Zeynep Arıkan GÜLBAĞ'ı Yakınları, Yoldaşları

Anlatıyor:

 

 

Zeynep Arıkan’ı Yoldaşları Anlatıyor:

 

"BİZ ARTIK 14'LÜYÜZ, 14'LÜ GİBİYİZ. ARTIK GEZ, GÖZ, ARPACIK ZAMANI..."

 

Zeynep, bir Dev-Genç'li olarak başladığı devrimci mücadelesinde Ölüm Orucu şehidi olarak ölümsüzleşti. Onbeş yıllık kesintisiz devrimci yaşamında, mücadelenin her alanında oldu. Okulda bir Dev-Genç'li, yayın alanında devrimci bir gazeteci, mahallelerde örgütçü, yeraltında bir savaşçı, hapishanelerde özgür tutsaktı.

1968 yılında Malatya'nın Hekimhan ilçesi Akpınar köyünde doğdu. Alev inancına sahip kürt milliyetinden yoksul bir ailenin kızıdır. Ailesi 1974 yılında İstanbul'a göçer. Zeynep okula İstanbul'da başlar. Orta öğrenimini Davutpaşa lisesinde tamamladıktan sonra İstanbul Üniversitesi Edebiyat Fakültesi Kütüphanecelik Bölümünü kazanır.

Üniversitede Dev-Genç'lilerle tanışır. Kısa sürede örgütlenir. Hırslı ve inatçıdır, Militandır. Bu özellikleriyle devrimci mücadele içerisinde hızla gelişir.

12 Eylül'le birlikte susmuş-örgütsüzleşmiş üniversite gençliği içerisinde ilk eylemleri, direnişleri örgütleyerek sessizliği yırtan Dev-Gençli'lerle birlikte militan mücadelenin örgütleyicilerinden olur. Kavrama yeteneği iyi, hızlı ve pratiktir. Gençliğin eylemlerinde faşistlerle, polislerle çatışır gözaltına alınır defalarca.. Okul idaresi daha ikinci sınıftayken Zeynep'in okulla ilişkisini keser. Okulla ilişkisinin kesilmesine rağmen gençlik içindeki mücadelesini sürdürür. 1991 yılında Devrimci Gençlik Dergisi'nin sahibi olarak yayın faaliyeti içinde yer alır.

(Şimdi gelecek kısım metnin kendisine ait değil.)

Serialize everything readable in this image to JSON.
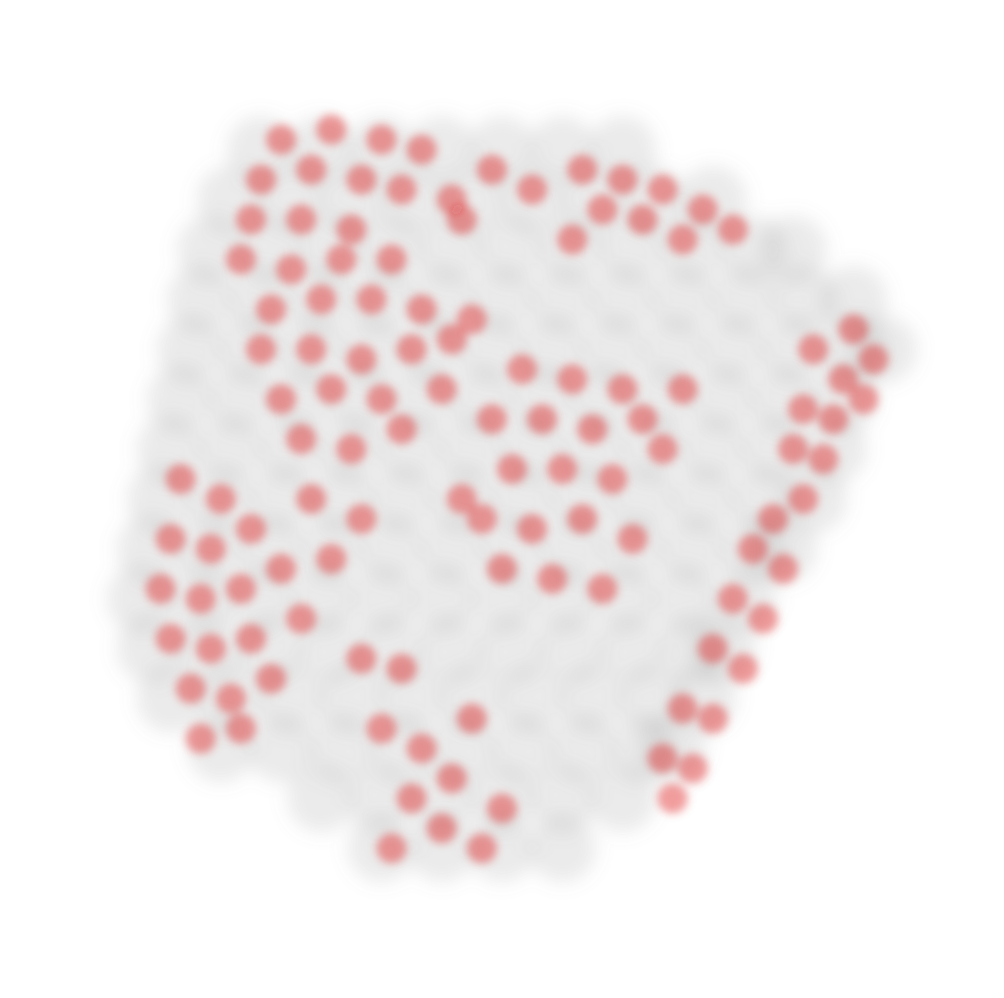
{
  "chart_data": {
    "type": "scatter",
    "xlim": [
      0,
      100
    ],
    "ylim": [
      0,
      100
    ],
    "tick_labels": false,
    "series": [
      {
        "color": "#808080",
        "x": [
          26,
          32,
          38,
          44,
          50,
          56,
          62,
          23,
          29,
          35,
          41,
          47,
          53,
          59,
          65,
          71,
          21,
          27,
          33,
          39,
          45,
          51,
          57,
          63,
          69,
          75,
          79,
          20,
          26,
          32,
          38,
          44,
          50,
          56,
          62,
          68,
          74,
          80,
          85,
          19,
          25,
          31,
          37,
          43,
          49,
          55,
          61,
          67,
          73,
          79,
          85,
          88,
          18,
          24,
          30,
          36,
          42,
          48,
          54,
          60,
          66,
          72,
          78,
          84,
          17,
          23,
          29,
          35,
          41,
          47,
          53,
          59,
          65,
          71,
          77,
          83,
          16,
          22,
          28,
          34,
          40,
          46,
          52,
          58,
          64,
          70,
          76,
          81,
          15,
          21,
          27,
          33,
          39,
          45,
          51,
          57,
          63,
          69,
          75,
          78,
          14,
          20,
          26,
          32,
          38,
          44,
          50,
          56,
          62,
          68,
          74,
          15,
          21,
          27,
          33,
          39,
          45,
          51,
          57,
          63,
          69,
          72,
          17,
          23,
          29,
          35,
          41,
          47,
          53,
          59,
          65,
          70,
          22,
          28,
          34,
          40,
          46,
          52,
          58,
          64,
          67,
          32,
          38,
          44,
          50,
          56,
          62,
          38,
          44,
          50,
          56
        ],
        "values": [
          85,
          85,
          85,
          85,
          85,
          85,
          85,
          80,
          80,
          80,
          80,
          80,
          80,
          80,
          80,
          80,
          75,
          75,
          75,
          75,
          75,
          75,
          75,
          75,
          75,
          75,
          75,
          70,
          70,
          70,
          70,
          70,
          70,
          70,
          70,
          70,
          70,
          70,
          70,
          65,
          65,
          65,
          65,
          65,
          65,
          65,
          65,
          65,
          65,
          65,
          65,
          65,
          60,
          60,
          60,
          60,
          60,
          60,
          60,
          60,
          60,
          60,
          60,
          60,
          55,
          55,
          55,
          55,
          55,
          55,
          55,
          55,
          55,
          55,
          55,
          55,
          50,
          50,
          50,
          50,
          50,
          50,
          50,
          50,
          50,
          50,
          50,
          50,
          45,
          45,
          45,
          45,
          45,
          45,
          45,
          45,
          45,
          45,
          45,
          45,
          40,
          40,
          40,
          40,
          40,
          40,
          40,
          40,
          40,
          40,
          40,
          35,
          35,
          35,
          35,
          35,
          35,
          35,
          35,
          35,
          35,
          35,
          30,
          30,
          30,
          30,
          30,
          30,
          30,
          30,
          30,
          30,
          25,
          25,
          25,
          25,
          25,
          25,
          25,
          25,
          25,
          20,
          20,
          20,
          20,
          20,
          20,
          15,
          15,
          15,
          15
        ]
      },
      {
        "color": "#dd1111",
        "x": [
          28,
          33,
          38,
          42,
          26,
          31,
          36,
          40,
          45,
          25,
          30,
          35,
          24,
          29,
          34,
          39,
          27,
          32,
          37,
          42,
          26,
          31,
          36,
          41,
          45,
          28,
          33,
          38,
          30,
          35,
          40,
          44,
          47,
          58,
          62,
          66,
          70,
          73,
          60,
          64,
          68,
          57,
          85,
          87,
          84,
          81,
          86,
          83,
          80,
          82,
          79,
          80,
          77,
          78,
          75,
          76,
          73,
          74,
          71,
          71,
          68,
          69,
          66,
          67,
          52,
          57,
          62,
          49,
          54,
          59,
          64,
          51,
          56,
          61,
          48,
          53,
          58,
          63,
          50,
          55,
          60,
          46,
          66,
          68,
          18,
          22,
          17,
          21,
          25,
          16,
          20,
          24,
          28,
          17,
          21,
          25,
          19,
          23,
          27,
          20,
          24,
          30,
          40,
          38,
          42,
          45,
          41,
          44,
          39,
          47,
          36,
          50,
          48,
          31,
          36,
          33,
          49,
          53,
          46
        ],
        "values": [
          86,
          87,
          86,
          85,
          82,
          83,
          82,
          81,
          80,
          78,
          78,
          77,
          74,
          73,
          74,
          74,
          69,
          70,
          70,
          69,
          65,
          65,
          64,
          65,
          66,
          60,
          61,
          60,
          56,
          55,
          57,
          61,
          68,
          83,
          82,
          81,
          79,
          77,
          79,
          78,
          76,
          76,
          67,
          64,
          62,
          65,
          60,
          58,
          59,
          54,
          55,
          50,
          48,
          43,
          45,
          38,
          40,
          33,
          35,
          28,
          29,
          23,
          24,
          20,
          63,
          62,
          61,
          58,
          58,
          57,
          58,
          53,
          53,
          52,
          48,
          47,
          48,
          46,
          43,
          42,
          41,
          50,
          55,
          61,
          52,
          50,
          46,
          45,
          47,
          41,
          40,
          41,
          43,
          36,
          35,
          36,
          31,
          30,
          32,
          26,
          27,
          38,
          33,
          27,
          25,
          22,
          20,
          17,
          15,
          28,
          34,
          19,
          15,
          50,
          48,
          44,
          83,
          81,
          78
        ]
      }
    ]
  }
}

Bu alandaki görevini daha sonra Mücadele Dergisi'nde sürdürür. Aynı dönemlerde, Kazım Gülbağ ile evlenir.

Zeynep '92 yılı sonlarında harekette darbe olayı yaşandığında önderliği sahiplenerek darbecilere karşı tavır aldı. Yine aynı dönemde  devrimci hareket içinde olan ablası darbecilerin saflarındaydı. Ablasının tüm çabalarına rağmen, önderliği sahiplendiği, darbecilere karşı tavır aldığı için darbecilerin hedefi haline geldi. Darbeciler '93 yılında Mücadele Dergisi çıkışında öldürmek için silahla saldırdılar. Bu saldırıda yaralandı.

'94 yılında yapılan operasyonlar sonucu aranır duruma düştüğü için yeraltına geçti. Bir süre yurtdışında görevler aldı. Daha sonra yeniden bir savaşçı olarak ülkeye döndü...

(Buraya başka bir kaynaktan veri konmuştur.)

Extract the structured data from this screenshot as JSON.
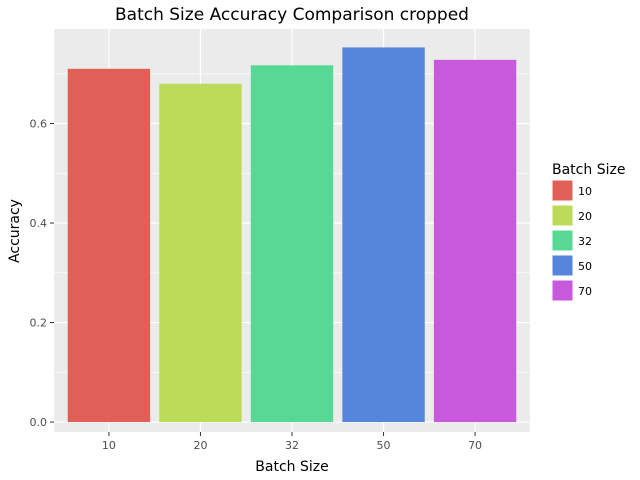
{
  "chart_data": {
    "type": "bar",
    "title": "Batch Size Accuracy Comparison cropped",
    "xlabel": "Batch Size",
    "ylabel": "Accuracy",
    "categories": [
      "10",
      "20",
      "32",
      "50",
      "70"
    ],
    "values": [
      0.71,
      0.68,
      0.717,
      0.753,
      0.728
    ],
    "colors": [
      "#e06058",
      "#bcdb58",
      "#57d894",
      "#5586dc",
      "#c858dc"
    ],
    "ylim": [
      -0.02,
      0.79
    ],
    "yticks": [
      0.0,
      0.2,
      0.4,
      0.6
    ],
    "ytick_labels": [
      "0.0",
      "0.2",
      "0.4",
      "0.6"
    ],
    "grid": true,
    "panel_background": "#ebebeb",
    "legend": {
      "title": "Batch Size",
      "placement": "right",
      "items": [
        "10",
        "20",
        "32",
        "50",
        "70"
      ]
    }
  }
}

Cepheli bir savaşçı olarak halkın adaletinin uygulayıcısı oldu. Halk düşmanlarından halka yönelik işkencelerin, katliamları, zulmün sorumlularından hesap sorar oldu. İstanbul'daki işkenehane merkezi olan İstanbul Emniyet Müdürlüğü ve Harbiye Orduevinin lav'la vurulması eylemlerini gerçekleştirdi.

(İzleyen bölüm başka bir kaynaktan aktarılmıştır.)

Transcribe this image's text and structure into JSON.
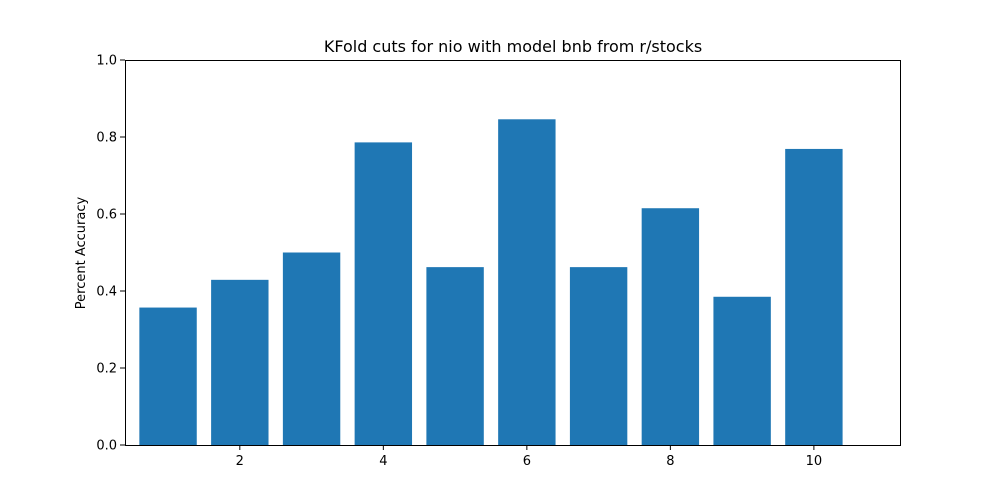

11 Eylül '97'de tutsak düştü, Ümraniye hapishanesine götürüldü. Bir direnişçi  olarak tahliye edileceği 2001 Haziran'ına kadar sürecek tutsaklık dönemi başlamıştı..

Zeynep, becerikliliğin, çok yönlülüğün, "On parmağında, on marifet" diye tanımlanan Anadolu kadınına özgü yanlarıyla devrimciliğini  bütünleştirmiştir.

Hapishane de eğitmendir, güvenlikçidir, sağlıkçıdır, yazardır, tiyatrocudur, kabinlerde iyi bir örgütçüdür...

Eğitmendir...Hapishanelerin devrimin okulları olduğu bilinciyle bilgisin birikimini yoldaşlarına aktarandır. Öğretirken öğrenendir. Yaşamın her alanında eğitmek doğal bir faaliyettir onun için. Kimi zaman arkadaş, kimi zaman bir komutan olarak eğitim faaliyetlerini sürdürür.

Yazardır... Ümraniye hapishanesi'ndeki Tavır ve Vatan dergi'lerinin yazı kurulundadır.

Sağlıkçıdır... Hapishane'nin genel sağlık sorumlusudur.

Tiyatrocudur.. O dönem hapishanede birlikte kaldığı yoldaşlarının hafızasında onun oyunculuk yeteneği, canlandırdığı, "Şarlo" tiplemesiyle yer etmiş, unutulmamıştır. Hele oyunun sonunda faşist Nazi tiplemesinin kaçına tekmeyi vurup sahneden atması yok mudur, oyunu izleyen herkesin unutamayacağı  bir finaldir bu.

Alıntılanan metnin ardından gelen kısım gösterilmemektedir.